— Ну, не знаю, — буркнул герцог. — Я бы так сильно не уповал. Вы, преосвященный, только что королеву распутной девкой назвали. Я, конечно, не скажу никому, но вы поаккуратней слова подбирайте. У нас, франков, для мужней жены это оскорбление тяжелейшее. По Салической Правде, если свободную женщину гулящей назвать, вира в сорок пять солидов положена, а это пятнадцать коров добрых, отче. А за королеву сколько возьмут, я и представить боюсь.
— Я правды не боюсь, сын мой. Гнусная дьяволица она, как и муж ее. Убийца жены своей, многоженец и разоритель божьих церквей.
— Мое дело предупредить, святой отец. Я к вам со всем уважением, но отвага лишь воинам в бою нужна. А вы божий человек. Король за такое оскорбление всю турскую область разорит, и не поморщится. Сами жить не хотите, так хоть людей пожалейте. Им и так изрядно досталось.
— Иди, сын мой, с богом. Господь не оставит тебя. Будет тебе войско.
Глава 16
Теодеберт с тоской смотрел на поле будущей битвы. Не было сомнений, что для него она станет последней. Люди Сигиберта привели вдвое больше людей, чем у него, и половина его воинства разбежалась, как трусливые зайцы. Крестьяне, что с них взять. Со своим королем остались только франки, для которых бегство было позором, а смерти, как недавние язычники, они не страшились вовсе.
— Эй! — выехал вперед Гунтрамн Бозон. — Сдаваться будете?
В ответ он услышал брань и свист. Некоторые сняли штаны и вертели голыми задницами.
— Да это я так, для порядка спросил! — крикнул герцог. — Тебе, мальчик, — ткнул он рукой в Теодеберта, — привет от дяди. Он не забыл твою клятву.
— Пошел ты! Вместе с моим дядей! — сплюнул Теодеберт, которому едва минуло двадцать. И отдал команду: — Вперед! Умрем, как воины!
— Да! — заорали франки, и пошли за принцем, сомкнув стеной круглые щиты.
Франки метнули ангоны, и пять сотен дротиков нашли свои цели. Кто-то с руганью пытался вытащить наконечник из щита, кто-то выл и хрипел, получив в грудь зазубренное железо, а кто-то лежал на земле и смотрел в равнодушное небо стекленеющим взглядом, пронзенный насквозь.
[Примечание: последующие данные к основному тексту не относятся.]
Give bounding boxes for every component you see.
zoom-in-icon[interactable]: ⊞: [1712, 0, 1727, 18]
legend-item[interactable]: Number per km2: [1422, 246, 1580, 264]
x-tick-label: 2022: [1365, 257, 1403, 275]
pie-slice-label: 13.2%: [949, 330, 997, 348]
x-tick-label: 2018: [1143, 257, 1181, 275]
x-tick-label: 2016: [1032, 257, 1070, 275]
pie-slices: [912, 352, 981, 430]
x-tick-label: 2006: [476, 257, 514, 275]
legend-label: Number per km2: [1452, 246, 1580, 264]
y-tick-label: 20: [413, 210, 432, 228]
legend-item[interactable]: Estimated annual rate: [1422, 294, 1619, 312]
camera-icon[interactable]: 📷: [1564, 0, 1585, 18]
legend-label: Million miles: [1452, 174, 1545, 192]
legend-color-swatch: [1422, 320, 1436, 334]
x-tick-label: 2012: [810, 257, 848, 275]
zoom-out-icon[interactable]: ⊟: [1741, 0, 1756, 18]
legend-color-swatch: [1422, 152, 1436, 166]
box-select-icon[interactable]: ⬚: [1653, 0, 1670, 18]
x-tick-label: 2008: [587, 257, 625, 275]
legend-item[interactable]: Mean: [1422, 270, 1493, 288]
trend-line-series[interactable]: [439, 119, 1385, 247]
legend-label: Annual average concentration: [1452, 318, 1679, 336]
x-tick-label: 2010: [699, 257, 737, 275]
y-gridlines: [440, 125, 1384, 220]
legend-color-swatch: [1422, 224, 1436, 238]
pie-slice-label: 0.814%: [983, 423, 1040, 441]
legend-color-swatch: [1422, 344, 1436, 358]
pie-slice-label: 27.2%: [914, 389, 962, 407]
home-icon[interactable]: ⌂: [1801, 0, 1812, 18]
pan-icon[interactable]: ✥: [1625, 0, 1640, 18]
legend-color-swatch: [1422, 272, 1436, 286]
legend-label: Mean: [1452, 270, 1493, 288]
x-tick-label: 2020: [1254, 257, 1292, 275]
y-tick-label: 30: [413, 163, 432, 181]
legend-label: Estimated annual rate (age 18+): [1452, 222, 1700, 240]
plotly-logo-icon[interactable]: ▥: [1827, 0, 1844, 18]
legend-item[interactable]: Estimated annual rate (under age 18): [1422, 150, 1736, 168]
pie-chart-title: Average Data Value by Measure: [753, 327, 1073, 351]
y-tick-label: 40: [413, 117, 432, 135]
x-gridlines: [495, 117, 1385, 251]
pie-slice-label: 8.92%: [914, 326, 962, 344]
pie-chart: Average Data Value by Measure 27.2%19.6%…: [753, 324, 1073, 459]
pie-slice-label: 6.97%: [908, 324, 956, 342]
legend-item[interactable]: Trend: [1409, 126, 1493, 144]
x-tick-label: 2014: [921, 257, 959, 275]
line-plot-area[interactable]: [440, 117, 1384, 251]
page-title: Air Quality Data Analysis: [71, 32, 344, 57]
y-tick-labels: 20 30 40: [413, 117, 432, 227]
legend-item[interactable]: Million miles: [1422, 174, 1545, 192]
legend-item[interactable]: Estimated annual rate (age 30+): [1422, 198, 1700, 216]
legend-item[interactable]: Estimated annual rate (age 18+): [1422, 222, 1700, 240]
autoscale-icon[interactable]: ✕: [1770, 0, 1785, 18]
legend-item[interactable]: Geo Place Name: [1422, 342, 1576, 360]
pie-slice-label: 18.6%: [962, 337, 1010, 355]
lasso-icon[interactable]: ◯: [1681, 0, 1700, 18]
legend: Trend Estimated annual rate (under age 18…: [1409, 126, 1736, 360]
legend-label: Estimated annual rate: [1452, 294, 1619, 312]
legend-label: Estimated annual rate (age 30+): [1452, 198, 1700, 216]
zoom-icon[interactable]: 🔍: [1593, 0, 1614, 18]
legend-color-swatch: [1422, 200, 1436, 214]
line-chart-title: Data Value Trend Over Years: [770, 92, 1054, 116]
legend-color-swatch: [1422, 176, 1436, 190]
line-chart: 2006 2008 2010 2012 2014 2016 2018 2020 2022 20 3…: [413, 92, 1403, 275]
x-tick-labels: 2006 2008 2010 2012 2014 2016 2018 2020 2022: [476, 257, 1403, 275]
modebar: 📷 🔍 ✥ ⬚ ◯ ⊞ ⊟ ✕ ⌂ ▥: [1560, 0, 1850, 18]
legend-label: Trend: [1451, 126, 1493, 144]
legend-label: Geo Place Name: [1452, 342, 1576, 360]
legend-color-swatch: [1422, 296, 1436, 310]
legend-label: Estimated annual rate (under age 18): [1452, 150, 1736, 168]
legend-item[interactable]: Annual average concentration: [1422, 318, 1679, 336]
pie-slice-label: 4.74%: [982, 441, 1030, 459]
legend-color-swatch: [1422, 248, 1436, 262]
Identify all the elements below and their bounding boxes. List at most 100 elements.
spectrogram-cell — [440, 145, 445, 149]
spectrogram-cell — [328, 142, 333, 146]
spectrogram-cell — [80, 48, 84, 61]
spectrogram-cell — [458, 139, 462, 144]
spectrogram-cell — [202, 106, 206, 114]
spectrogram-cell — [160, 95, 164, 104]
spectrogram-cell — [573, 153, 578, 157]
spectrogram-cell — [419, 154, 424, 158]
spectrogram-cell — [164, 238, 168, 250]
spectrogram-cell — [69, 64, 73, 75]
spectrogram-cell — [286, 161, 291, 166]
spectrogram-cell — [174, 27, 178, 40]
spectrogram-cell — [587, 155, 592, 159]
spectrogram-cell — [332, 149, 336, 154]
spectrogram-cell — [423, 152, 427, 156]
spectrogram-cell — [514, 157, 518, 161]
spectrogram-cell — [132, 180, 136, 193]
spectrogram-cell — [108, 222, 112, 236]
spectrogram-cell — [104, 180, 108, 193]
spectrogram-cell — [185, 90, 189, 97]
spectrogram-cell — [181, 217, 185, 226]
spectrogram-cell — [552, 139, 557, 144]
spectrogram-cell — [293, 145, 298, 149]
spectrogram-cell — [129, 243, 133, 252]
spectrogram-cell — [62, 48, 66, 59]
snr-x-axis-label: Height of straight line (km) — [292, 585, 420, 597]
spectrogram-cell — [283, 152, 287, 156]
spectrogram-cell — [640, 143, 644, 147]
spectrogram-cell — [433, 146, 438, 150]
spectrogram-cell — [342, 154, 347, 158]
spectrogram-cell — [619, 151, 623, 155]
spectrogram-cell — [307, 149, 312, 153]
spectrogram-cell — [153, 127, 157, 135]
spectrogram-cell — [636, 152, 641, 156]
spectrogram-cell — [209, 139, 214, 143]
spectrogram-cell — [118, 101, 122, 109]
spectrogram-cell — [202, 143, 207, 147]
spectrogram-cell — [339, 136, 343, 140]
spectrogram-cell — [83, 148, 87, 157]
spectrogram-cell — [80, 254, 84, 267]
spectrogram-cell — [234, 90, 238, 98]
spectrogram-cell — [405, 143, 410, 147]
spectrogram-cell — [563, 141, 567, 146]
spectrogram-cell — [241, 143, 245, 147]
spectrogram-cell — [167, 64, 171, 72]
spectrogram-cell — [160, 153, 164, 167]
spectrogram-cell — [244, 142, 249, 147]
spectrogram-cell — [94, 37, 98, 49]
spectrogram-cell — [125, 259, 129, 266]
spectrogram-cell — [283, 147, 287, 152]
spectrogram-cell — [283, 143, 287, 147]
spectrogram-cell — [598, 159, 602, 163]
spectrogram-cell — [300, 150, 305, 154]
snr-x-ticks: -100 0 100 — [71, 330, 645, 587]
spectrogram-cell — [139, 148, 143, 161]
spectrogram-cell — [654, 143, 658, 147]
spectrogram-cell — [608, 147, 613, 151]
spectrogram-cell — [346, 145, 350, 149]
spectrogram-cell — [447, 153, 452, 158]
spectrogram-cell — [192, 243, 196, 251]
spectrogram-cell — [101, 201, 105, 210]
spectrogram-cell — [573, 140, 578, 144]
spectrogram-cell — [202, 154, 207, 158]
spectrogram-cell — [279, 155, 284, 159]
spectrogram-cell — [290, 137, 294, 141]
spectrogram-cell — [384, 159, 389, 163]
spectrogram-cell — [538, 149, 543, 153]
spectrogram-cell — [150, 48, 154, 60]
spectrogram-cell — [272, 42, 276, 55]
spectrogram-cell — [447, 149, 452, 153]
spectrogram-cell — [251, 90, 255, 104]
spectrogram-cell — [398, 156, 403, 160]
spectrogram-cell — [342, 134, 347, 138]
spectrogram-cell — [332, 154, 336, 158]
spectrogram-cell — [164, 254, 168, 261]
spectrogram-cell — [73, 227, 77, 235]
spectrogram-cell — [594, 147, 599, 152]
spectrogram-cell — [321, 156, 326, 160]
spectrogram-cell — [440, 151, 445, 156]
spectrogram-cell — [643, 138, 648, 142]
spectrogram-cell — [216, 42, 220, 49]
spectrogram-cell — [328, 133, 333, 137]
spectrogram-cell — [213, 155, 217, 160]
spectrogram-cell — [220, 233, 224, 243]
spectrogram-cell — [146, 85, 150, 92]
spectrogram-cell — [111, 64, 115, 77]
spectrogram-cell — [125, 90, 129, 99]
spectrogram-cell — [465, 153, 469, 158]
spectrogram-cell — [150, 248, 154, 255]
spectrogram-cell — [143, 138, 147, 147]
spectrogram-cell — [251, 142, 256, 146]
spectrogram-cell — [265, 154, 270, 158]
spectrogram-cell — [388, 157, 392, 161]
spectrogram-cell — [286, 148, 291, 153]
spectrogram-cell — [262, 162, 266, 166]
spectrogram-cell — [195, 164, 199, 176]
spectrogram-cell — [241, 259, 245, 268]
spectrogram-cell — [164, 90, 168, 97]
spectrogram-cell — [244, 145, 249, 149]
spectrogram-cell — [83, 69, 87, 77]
Франки перешли на бег, и метнули топоры. Первый удар был страшен, и они чуть не проломили центр войска. Все же воины, прошедшие множество сражений — не чета лавочникам и ткачам. Бозон метался вдоль войска, пытаясь не позволить смять центр. Там стояли три сотни, что он привел с собой из Кельна. Если строй прорвут, то загнанные в западню франки просто уйдут. Герцог гнал в центр новые и новые отряды, а сам обнимал флангами невеликое войско врага. Скоро они будут в кольце, и их просто переколют копьями. Так вскоре и случилось. Франков задавили числом, из них осталось лишь небольшое число израненных воинов, окруживших своего короля. Нет для германца из ближней дружины большего позора, чем выжить, когда погиб вождь. Не человек он после этого, а лепешка коровья. Многие вешались от позора, приходя домой. Так было и теперь. Теодеберт был цел и невредим, одетый в длинный кольчужный доспех и крепкий шлем, привезенный имперскими купцами из Милана.
— Что, мальчик, не хочешь сдаться? — насмешливо сказал Бозон, который вышел к нему навстречу. — Поедешь к дяде на суд, поплачешь, глядишь, он и не казнит тебя, только волосы обрежет. Попадешь в монастырь, будешь там богу молиться и книжки читать. Не хочешь? Ну, молодец. Есть, значит, яйца. Убить их всех! — заорал он, и в горстку людей полетели копья.
Вечером старый сотник Авнульф, из людей Сигиберта, нашел погибшего принца, которого опознал по длинным волосам, слипшимся от крови. Его раздели догола, как и остальных. Он погрузил тело Теодеберта на телегу, и отвез в Ангулем, где и похоронил за свой счет. Вот так вот никому не известный воин остался в веках, сам о том ведая. А герцог Бозон, тоже не догадываясь ни о чем, открыл ящик Пандоры, откуда вырвалась смерть, которая стала одного за другим забирать потомков великого Хлодвига.